In your writing, please avoid:

  • Stiffness and jargon. Our namesake, Albert Einstein, was a humanist as well as a scientist. In our writing we look to blend scientific excellence with warmth, meaning, perspective and collegiality. As you write, imagine you’re talking with a well-educated aunt or uncle. The writing in Einstein’s print publications and Web articles is friendly and may be gently witty. See www.einstein.yu.edu for samples.
  • Common errors. Errors we have seen recently include confusing “hyper” (above, beyond, excessive) with “hypo” (beneath, under, deficient); and saying “selective serotonin receptor inhibitor” (incorrect) for SSRI, rather than “selective serotonin reuptake inhibitor.” Getting the science right is critical.
  • Misspellings. Commonly misspelled words are ophthalmology, fluorescent, tendinitis, Niemann-Pick… Use spell check before submitting your manuscript. Spell check can’t catch all errors—for example, wheel (for wheal), plural (for pleural), breach (for breech)—but if you have read up on your topic, you’re unlikely to make this kind of error.
  • When in doubt, refer to the Einstein Style Guide (a copy of which you will be provided).
  • Errors in interviewee names. The Einstein website has entries for all faculty and researchers. Use these listings to confirm spellings, degrees and positions/titles (used in order as they appear on the Einstein Web).
  • Overplaying Albert Einstein. We mention Albert Einstein (the man) occasionally, but you should avoid it, unless doing so is relevant to the article you’ve been assigned. 

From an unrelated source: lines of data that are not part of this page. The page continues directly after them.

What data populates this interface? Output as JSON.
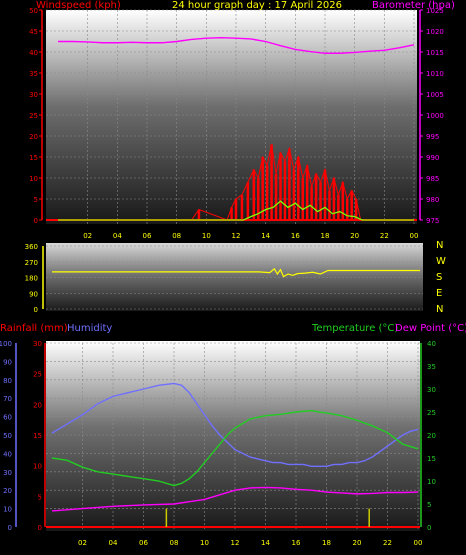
{
  "colors": {
    "background": "#000000",
    "wind": "#ff0000",
    "gust": "#ff0000",
    "wind_avg": "#7fff00",
    "barometer": "#ff00ff",
    "direction": "#ffff00",
    "rainfall": "#ff0000",
    "humidity": "#7070ff",
    "temperature": "#22cc22",
    "dewpoint": "#ff00ff",
    "rain_bars": "#cccc00",
    "title": "#ffff00"
  },
  "chart_data": [
    {
      "type": "line",
      "title": "24 hour graph day : 17 April 2026",
      "ylabel": "Windspeed (kph)",
      "y2label": "Barometer (hpa)",
      "x_ticks": [
        "02",
        "04",
        "06",
        "08",
        "10",
        "12",
        "14",
        "16",
        "18",
        "20",
        "22",
        "00"
      ],
      "ylim": [
        0,
        50
      ],
      "y_ticks": [
        "0",
        "5",
        "10",
        "15",
        "20",
        "25",
        "30",
        "35",
        "40",
        "45",
        "50"
      ],
      "y2lim": [
        975,
        1025
      ],
      "y2_ticks": [
        "975",
        "980",
        "985",
        "990",
        "995",
        "1000",
        "1005",
        "1010",
        "1015",
        "1020",
        "1025"
      ],
      "series": [
        {
          "name": "Barometer (hpa)",
          "axis": "right",
          "x": [
            0,
            1,
            2,
            3,
            4,
            5,
            6,
            7,
            8,
            9,
            10,
            11,
            12,
            13,
            14,
            15,
            16,
            17,
            18,
            19,
            20,
            21,
            22,
            23,
            24
          ],
          "values": [
            1017.5,
            1017.5,
            1017.4,
            1017.2,
            1017.2,
            1017.3,
            1017.2,
            1017.2,
            1017.5,
            1018.0,
            1018.3,
            1018.4,
            1018.3,
            1018.1,
            1017.5,
            1016.5,
            1015.6,
            1015.1,
            1014.7,
            1014.7,
            1014.9,
            1015.2,
            1015.4,
            1016.0,
            1016.7
          ]
        },
        {
          "name": "Windspeed (kph)",
          "axis": "left",
          "x": [
            0,
            9.0,
            9.5,
            11.4,
            11.7,
            12.0,
            12.4,
            12.8,
            13.2,
            13.5,
            13.8,
            14.1,
            14.4,
            14.7,
            15.0,
            15.3,
            15.6,
            15.9,
            16.2,
            16.5,
            16.8,
            17.1,
            17.4,
            17.7,
            18.0,
            18.3,
            18.6,
            18.9,
            19.2,
            19.5,
            19.8,
            20.1,
            20.4,
            24
          ],
          "values": [
            0,
            0,
            2.5,
            0,
            3,
            5,
            6,
            9,
            12,
            10,
            15,
            13,
            18,
            11,
            16,
            14,
            17,
            12,
            15,
            10,
            13,
            8,
            11,
            9,
            12,
            7,
            10,
            6,
            9,
            5,
            7,
            5,
            0,
            0
          ]
        },
        {
          "name": "Average wind",
          "axis": "left",
          "x": [
            0,
            12.5,
            13.0,
            13.5,
            14.0,
            14.5,
            15.0,
            15.5,
            16.0,
            16.5,
            17.0,
            17.5,
            18.0,
            18.5,
            19.0,
            19.5,
            20.0,
            20.5,
            24
          ],
          "values": [
            0,
            0,
            0.8,
            1.5,
            2.5,
            3,
            4.5,
            3,
            4,
            2.5,
            3.5,
            2,
            3,
            1.5,
            2,
            1,
            0.8,
            0,
            0
          ]
        }
      ]
    },
    {
      "type": "line",
      "ylabel": "Wind direction",
      "y_ticks": [
        "0",
        "90",
        "180",
        "270",
        "360"
      ],
      "y2_ticks": [
        "N",
        "W",
        "S",
        "E",
        "N"
      ],
      "ylim": [
        0,
        360
      ],
      "series": [
        {
          "name": "Wind direction",
          "x": [
            0,
            13.5,
            14.2,
            14.5,
            14.7,
            14.9,
            15.1,
            15.4,
            15.7,
            16.0,
            16.5,
            17.0,
            17.5,
            18.0,
            24
          ],
          "values": [
            212,
            212,
            208,
            230,
            200,
            225,
            185,
            200,
            192,
            202,
            205,
            210,
            200,
            220,
            220
          ]
        }
      ]
    },
    {
      "type": "line",
      "ylabel": "Rainfall (mm)",
      "y_ticks": [
        "0",
        "5",
        "10",
        "15",
        "20",
        "25",
        "30"
      ],
      "ylim": [
        0,
        30
      ],
      "humidity_ticks": [
        "0",
        "10",
        "20",
        "30",
        "40",
        "50",
        "60",
        "70",
        "80",
        "90",
        "100"
      ],
      "y2label": "Temperature (°C)",
      "y2_ticks": [
        "0",
        "5",
        "10",
        "15",
        "20",
        "25",
        "30",
        "35",
        "40"
      ],
      "y2lim": [
        0,
        40
      ],
      "legend": [
        "Rainfall (mm)",
        "Humidity",
        "Temperature (°C)",
        "Dew Point (°C)"
      ],
      "x_ticks": [
        "02",
        "04",
        "06",
        "08",
        "10",
        "12",
        "14",
        "16",
        "18",
        "20",
        "22",
        "00"
      ],
      "series": [
        {
          "name": "Humidity",
          "axis": "humidity",
          "x": [
            0,
            1,
            2,
            3,
            4,
            5,
            6,
            7,
            8,
            8.5,
            9.0,
            9.5,
            10.0,
            10.5,
            11.0,
            11.5,
            12.0,
            12.5,
            13.0,
            13.5,
            14.0,
            14.5,
            15.0,
            15.5,
            16.0,
            16.5,
            17.0,
            17.5,
            18.0,
            18.5,
            19.0,
            19.5,
            20.0,
            20.5,
            21.0,
            21.5,
            22.0,
            22.5,
            23.0,
            23.5,
            24
          ],
          "values": [
            51,
            56,
            61,
            67,
            71,
            73,
            75,
            77,
            78,
            77,
            73,
            67,
            61,
            55,
            50,
            46,
            42,
            40,
            38,
            37,
            36,
            35,
            35,
            34,
            34,
            34,
            33,
            33,
            33,
            34,
            34,
            35,
            35,
            36,
            38,
            41,
            44,
            47,
            50,
            52,
            53
          ]
        },
        {
          "name": "Temperature (°C)",
          "axis": "right",
          "x": [
            0,
            1,
            2,
            3,
            4,
            5,
            6,
            7,
            8,
            8.5,
            9.0,
            9.5,
            10.0,
            10.5,
            11.0,
            11.5,
            12.0,
            12.5,
            13.0,
            14.0,
            15.0,
            16.0,
            17.0,
            17.5,
            18.0,
            19.0,
            20.0,
            21.0,
            22.0,
            23.0,
            24
          ],
          "values": [
            15,
            14.5,
            13,
            12,
            11.5,
            11,
            10.5,
            10,
            9,
            9.5,
            10.5,
            12,
            14,
            16,
            18,
            20,
            21.5,
            22.5,
            23.5,
            24.2,
            24.5,
            25,
            25.3,
            25,
            24.8,
            24.2,
            23.2,
            22,
            20.5,
            18,
            17
          ]
        },
        {
          "name": "Dew Point (°C)",
          "axis": "right",
          "x": [
            0,
            2,
            4,
            6,
            8,
            9,
            10,
            11,
            12,
            13,
            14,
            15,
            16,
            17,
            18,
            19,
            20,
            21,
            22,
            23,
            24
          ],
          "values": [
            3.5,
            4,
            4.5,
            4.8,
            5,
            5.5,
            6,
            7,
            8,
            8.5,
            8.6,
            8.5,
            8.2,
            8,
            7.6,
            7.4,
            7.2,
            7.3,
            7.5,
            7.5,
            7.6
          ]
        },
        {
          "name": "Rainfall (mm)",
          "axis": "left",
          "type": "bar",
          "x": [
            7.5,
            20.8
          ],
          "values": [
            3,
            3
          ]
        }
      ]
    }
  ]
}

Follow a few basic copy editing rules.

  • Always use the serial comma.
    • CORRECT: “body, mind, and spirit”
    • INCORRECT: “body, mind and spirit”
  • Avoid the passive voice whenever possible.
    • NOT OPTIMAL: “The protein’s crystal structure was solved by an Einstein researcher.”
    • BETTER: “An Einstein researcher solved the protein’s crystal structure.”
  • It’s “Albert Einstein College of Medicine” at the first mention, and “Einstein” or “College of Medicine” thereafter. You should never use “AECOM.”

Submit your work in a Word document, not within the body of an e-mail. E-mails often don’t allow the right kind of apostrophes and quotation marks (curly) and may insert strange coding, shading and line breaks.

Please double space copy in the documents you submit. This makes editing far easier.

Deadlines are hard and fast. The flow of material through the department of communications and public affairs is scheduled. Web developers, graphic arts department staffers and our printing house are all affected when materials are late.